An $n\times n$ matrix $A$ over the field of complex numbers is said to be unitary if $AA^* = I$ ($A^*$ denotes the conjugate transpose of $A$). If $A$ is unitary, show that $|\text{det}(A)|=1$.
My attempt: Suppose $A\in M_n(\Bbb{C})$ such that $A$ is unitary. Let $\overline{A}=(\overline{A_{ij}})\in M_n(\Bbb{C})$. Then $A^*=(\overline{A})^t$ is conjugate transpose of $A$. So $(A^*)_{ij}= \overline{A_{ji}}$. Since $A$ is unitary, we have $\text{det}(AA^*)= \text{det}(A)\cdot \text{det}(A^*)= \text{det}(I)=1$. By theorem 2 section 5.3, $\text{det}(A^*)=\sum_{\sigma \in S_n}(\text{sgn}\sigma)\prod_{i=1}^nA^*(i,\sigma (i)) =\sum_{\sigma \in S_n}(\text{sgn}\sigma)\prod_{i=1}^n\overline{A(\sigma(i),i)}$. By theorem 1.31 (b) of Baby Rudin, $ \prod_{i=1}^n\overline{A(\sigma(i),i)}=\overline{\prod_{i=1}^nA(\sigma(i),i)}$. It’s easy to check, $(\text{sgn}\sigma)\cdot \overline{\prod_{i=1}^nA(\sigma(i),i)} =\overline{\text{sgn}(\sigma)\cdot \prod_{i=1}^nA(\sigma(i),i)}$. So $\text{det}(A^*)=\sum_{\sigma \in S_n} \overline{\text{sgn}(\sigma)\cdot \prod_{i=1}^nA(\sigma(i),i)}$. Since $|S_n|=n!$, we have $$\sum_{\sigma \in S_n} \overline{\text{sgn}(\sigma)\cdot \prod_{i=1}^nA(\sigma(i),i)}= \overline{\sum_{\sigma \in S_n}\text{sgn}(\sigma)\cdot \prod_{i=1}^nA(\sigma(i),i)}= \overline{\text{det}(A^t)}= \overline{\text{det}(A)}$$ by theorem 1.31 (a) of Baby Rudin.

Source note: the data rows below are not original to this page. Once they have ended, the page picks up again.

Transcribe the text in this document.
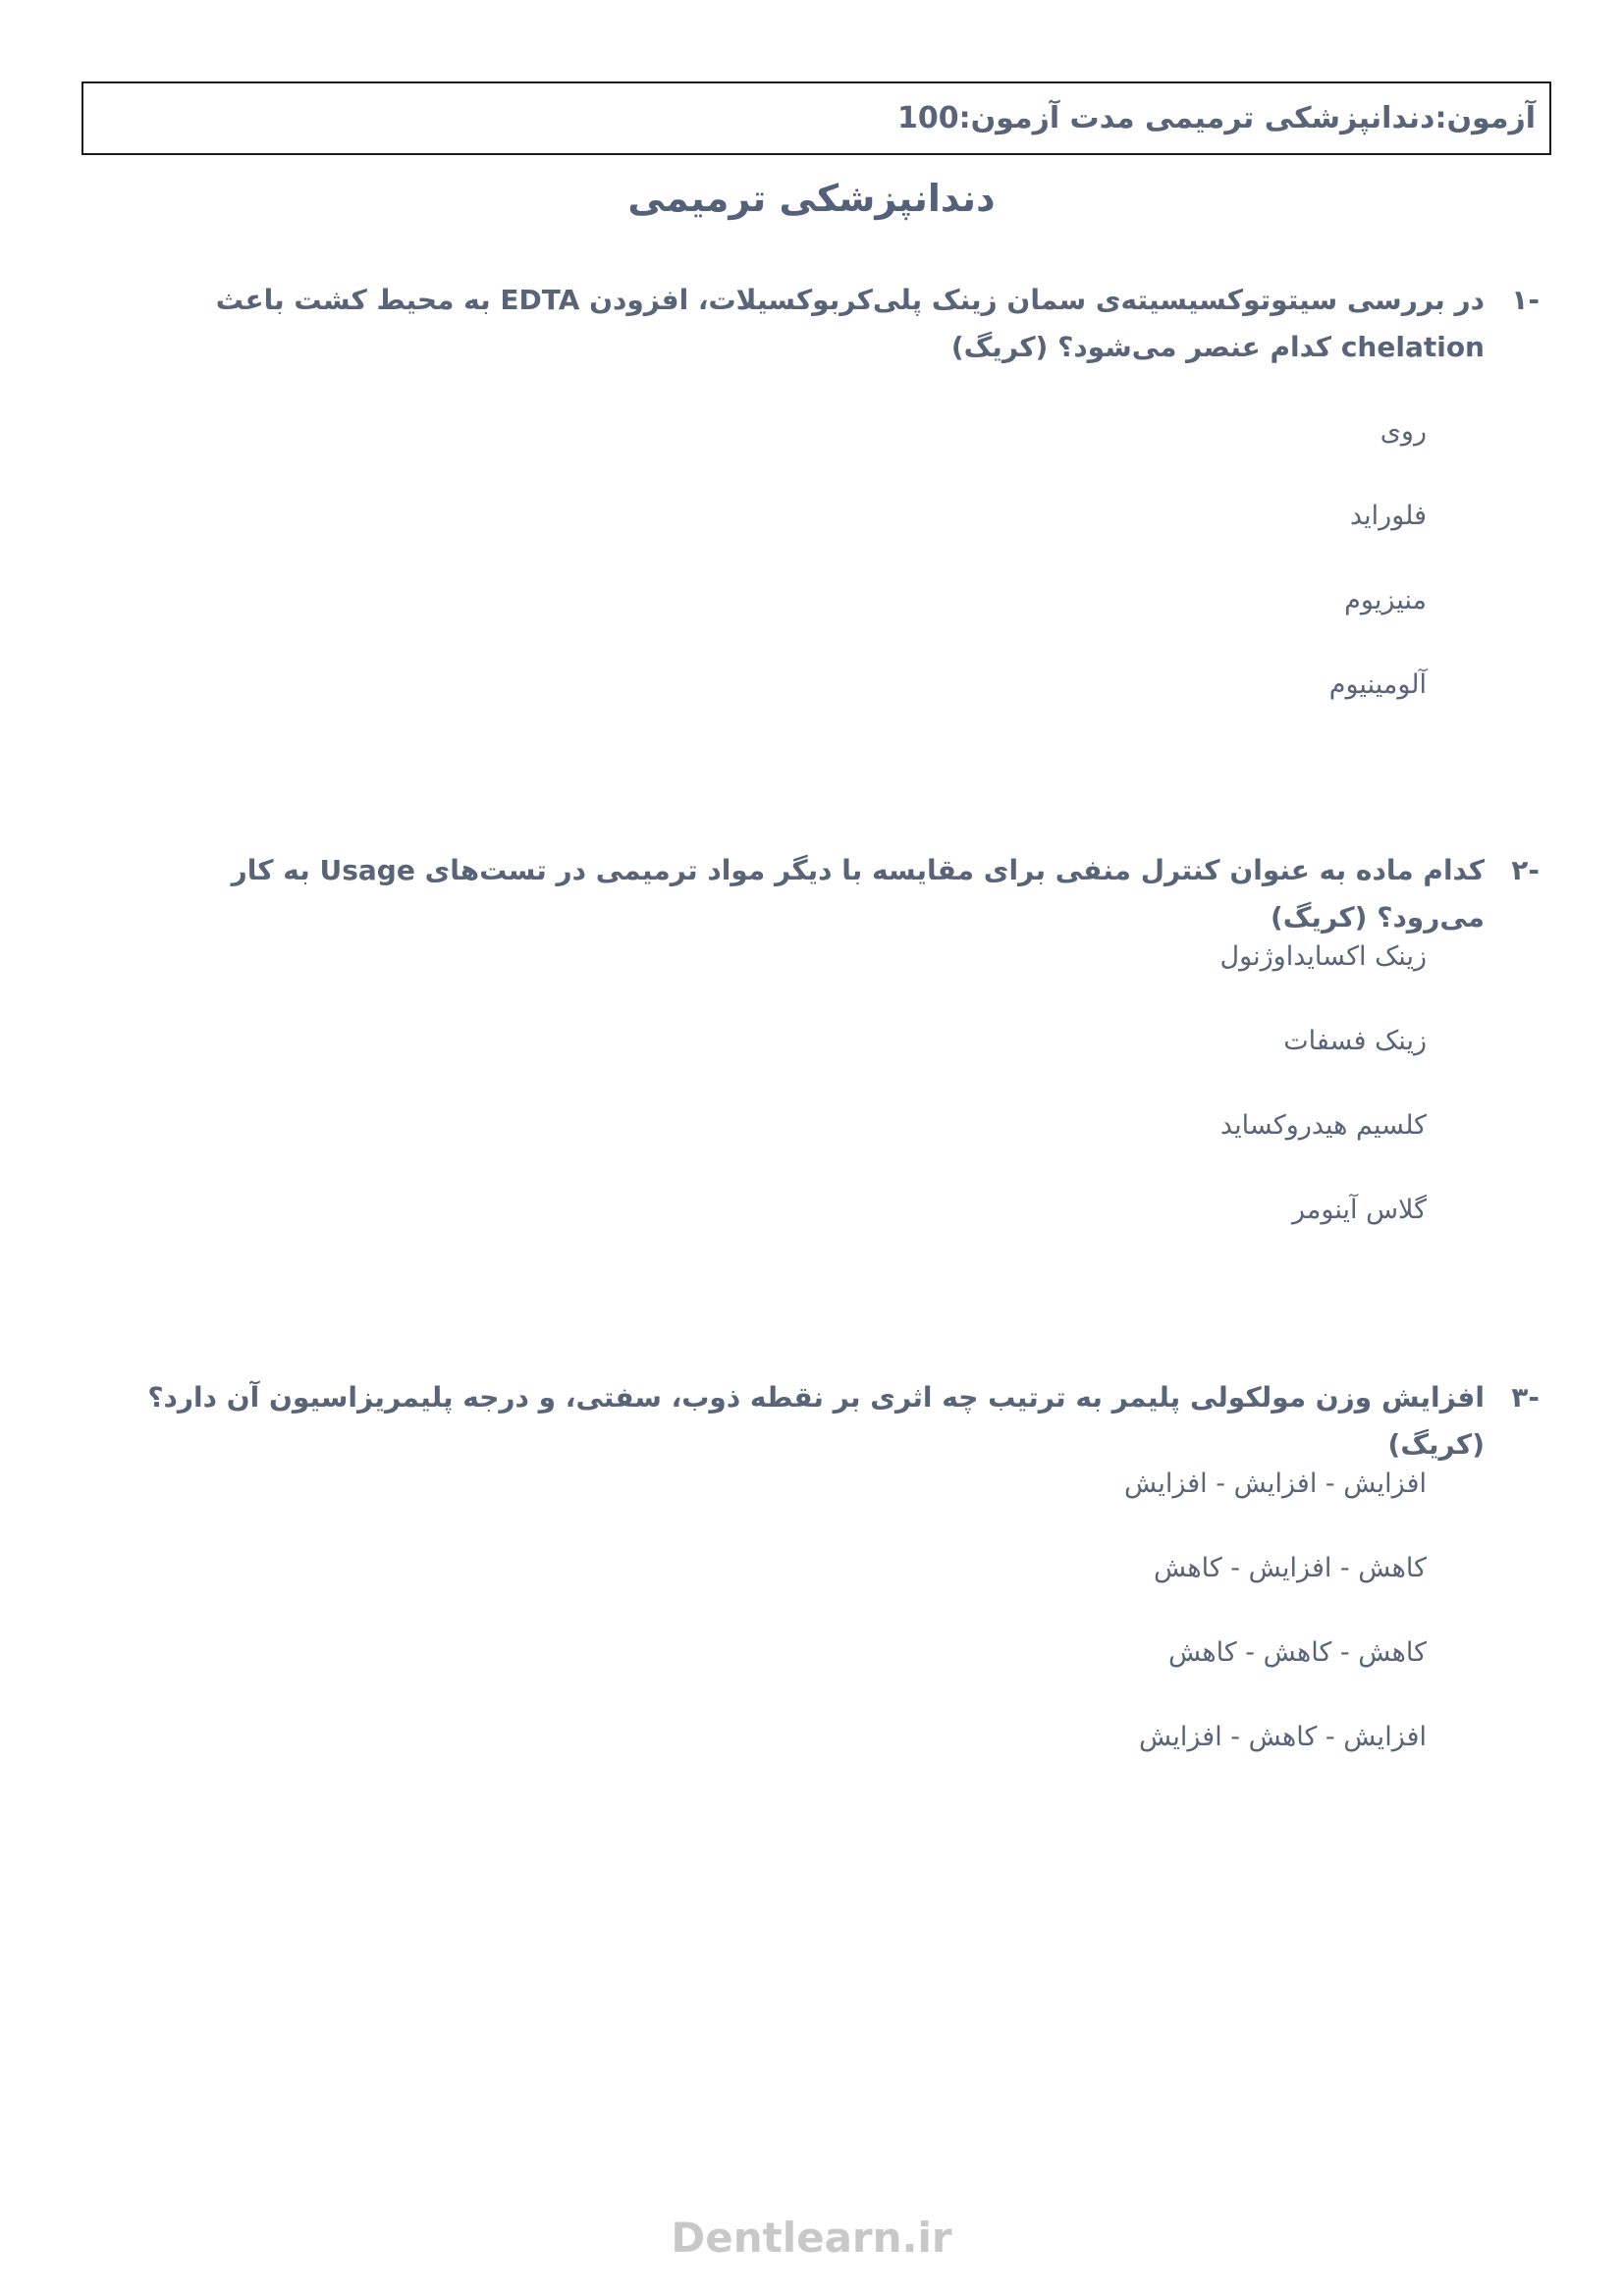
آزمون:دندانپزشکی ترمیمی مدت آزمون:100
دندانپزشکی ترمیمی
-۱
در بررسی سیتوتوکسیسیته‌ی سمان زینک پلی‌کربوکسیلات، افزودن EDTA به محیط کشت باعث chelation کدام عنصر می‌شود؟ (کریگ)
روی
فلوراید
منیزیوم
آلومینیوم
-۲
کدام ماده به عنوان کنترل منفی برای مقایسه با دیگر مواد ترمیمی در تست‌های Usage به کار می‌رود؟ (کریگ)
زینک اکسایداوژنول
زینک فسفات
کلسیم هیدروکساید
گلاس آینومر
-۳
افزایش وزن مولکولی پلیمر به ترتیب چه اثری بر نقطه ذوب، سفتی، و درجه پلیمریزاسیون آن دارد؟ (کریگ)
افزایش - افزایش - افزایش
کاهش - افزایش - کاهش
کاهش - کاهش - کاهش
افزایش - کاهش - افزایش
Dentlearn.ir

Thus $\text{det}(A^*)= \overline{\text{det}(A)}$ and $\text{det}(A)\cdot \overline{\text{det}(A)}=1$. By definition of absolute value, $|\text{det}(A)|=\left(\text{det}(A)\cdot \overline{\text{det}(A)}\right)^{\frac{1}{2}}=(1)^{\frac{1}{2}}=1$. Hence $|\text{det}(A)|=1$. Is my proof correct?
Edit for reopen: I don’t think, this post is duplicate (or similar) to Proof: |detA| = 1 if A is unitary (that is, if $AA^* = I_n).$ Does it make sense? post. Precisely, that post use induction approach and cofactor expansion of determinants. My proof is more straightforward and I used Leibniz formula for determinant. By uniqueness of determinant function, they are equal but in some certain circumstances one expression is better to use than other.